2. Redemption 36 Year Old

The age of a bourbon is attentively considered. Redemption 36 Year Old pushes the boundary of time and stands its test unparalleled. This bourbon is known to be one of, if not the oldest, bourbons ever released to the public market. According to The Whiskey Wash, Redemption 36 Year Old is part of the distillery's "Ancients" collection, which features a rye and bourbon whiskey distilled and barreled in 1998 and 1978, respectively. These whiskeys were produced at the Seagram's distillery in Lawrenceburg, Indiana, the same site in which every drop of Redemption Whiskey has ever been distilled.

The distillery's stock of Redemption Bourbon was so scarce, the amount left after its near four-decade-long maturity was only enough to fill 18 bottles, each of which is silk-screened with rye fronds and showcases a hand-painted metal label. The hand-bottled decanters are finished with leather cording, and sealed with a cork containing a real 1978 U.S. penny, commemorating the year the bourbon was distilled. At its release in 2014, the retail price of one of the 18 bottles was $1,200. Today, the price of a single bottle of Redemption 36 Year Old is a good deal more expensive at $45,000.
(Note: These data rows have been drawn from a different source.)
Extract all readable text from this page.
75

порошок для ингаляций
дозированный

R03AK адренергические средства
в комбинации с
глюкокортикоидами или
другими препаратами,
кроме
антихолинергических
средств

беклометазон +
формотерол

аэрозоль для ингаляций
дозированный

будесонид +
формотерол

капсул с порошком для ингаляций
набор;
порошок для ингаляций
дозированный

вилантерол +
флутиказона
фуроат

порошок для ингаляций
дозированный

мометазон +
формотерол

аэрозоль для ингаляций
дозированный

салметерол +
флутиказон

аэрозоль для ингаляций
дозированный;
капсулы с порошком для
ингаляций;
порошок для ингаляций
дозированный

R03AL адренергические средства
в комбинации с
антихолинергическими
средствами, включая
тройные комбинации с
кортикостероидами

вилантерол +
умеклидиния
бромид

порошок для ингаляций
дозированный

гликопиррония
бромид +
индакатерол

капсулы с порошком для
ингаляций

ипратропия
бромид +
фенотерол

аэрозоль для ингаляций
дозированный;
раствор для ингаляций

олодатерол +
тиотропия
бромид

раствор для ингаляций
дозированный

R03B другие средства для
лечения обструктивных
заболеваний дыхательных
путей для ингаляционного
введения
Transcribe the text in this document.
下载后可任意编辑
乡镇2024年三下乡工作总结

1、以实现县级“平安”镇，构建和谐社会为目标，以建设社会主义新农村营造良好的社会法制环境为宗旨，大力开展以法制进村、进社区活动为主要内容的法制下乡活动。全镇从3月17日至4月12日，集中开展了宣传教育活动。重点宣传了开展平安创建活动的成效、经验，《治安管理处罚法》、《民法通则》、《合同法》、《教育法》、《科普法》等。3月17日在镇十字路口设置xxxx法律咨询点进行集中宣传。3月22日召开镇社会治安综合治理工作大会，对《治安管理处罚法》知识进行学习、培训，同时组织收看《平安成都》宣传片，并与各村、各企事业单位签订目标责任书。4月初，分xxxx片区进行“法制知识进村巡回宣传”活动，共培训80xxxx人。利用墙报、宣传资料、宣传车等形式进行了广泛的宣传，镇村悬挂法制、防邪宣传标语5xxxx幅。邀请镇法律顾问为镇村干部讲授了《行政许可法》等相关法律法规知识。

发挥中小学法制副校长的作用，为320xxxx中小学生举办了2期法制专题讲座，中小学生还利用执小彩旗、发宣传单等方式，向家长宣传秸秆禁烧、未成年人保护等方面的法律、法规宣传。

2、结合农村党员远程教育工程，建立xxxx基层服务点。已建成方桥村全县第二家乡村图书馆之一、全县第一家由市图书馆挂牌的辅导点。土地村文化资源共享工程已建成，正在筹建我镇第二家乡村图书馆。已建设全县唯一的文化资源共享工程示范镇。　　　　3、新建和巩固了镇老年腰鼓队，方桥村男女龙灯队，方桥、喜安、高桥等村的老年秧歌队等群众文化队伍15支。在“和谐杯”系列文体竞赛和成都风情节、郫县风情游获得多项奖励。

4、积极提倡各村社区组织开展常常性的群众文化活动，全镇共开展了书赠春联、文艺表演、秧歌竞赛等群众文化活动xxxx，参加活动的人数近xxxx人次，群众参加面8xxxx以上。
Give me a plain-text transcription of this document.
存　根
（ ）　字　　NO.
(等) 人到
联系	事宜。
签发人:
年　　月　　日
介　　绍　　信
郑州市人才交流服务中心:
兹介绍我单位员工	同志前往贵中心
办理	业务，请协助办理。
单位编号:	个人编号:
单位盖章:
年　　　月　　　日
1. Old Rip Van Winkle 25 Year Old

The Van Winkle name is a bourbon institution, and this is the holy grail. This is the oldest Old Rip Van Winkle bourbon to ever be released, according to Whiskey Advocate. At 25 years old, this bourbon filled just 11 barrels in 1989 at the Stitzel-Weller Distillery. In 2002, they were moved to and warehoused at Buffalo Trace.

Of the 11 barrels filled, just 710 hand-cut glass decanters were available, each of which was packaged in a handcrafted wood box containing staves from the original barrels the bourbon sat inside of for 2 ½ decades. Even more, each purchase of Old Rip Van Winkle 25 Year Old bourbon comes with a certificate of authenticity from "Pappy" Van Winkle's grandson, himself.

At its initial release back in 2017, the suggested retail price of a bottle was $1,800. Predictably, they flew off the shelves, many of which had to be reserved ahead of time. Today, the price of one bottle of Old Rip Van Winkle 25 Year Old bourbon is a staggering $65,000, clearly making it No. 1 on our list of the most expensive bourbons ever.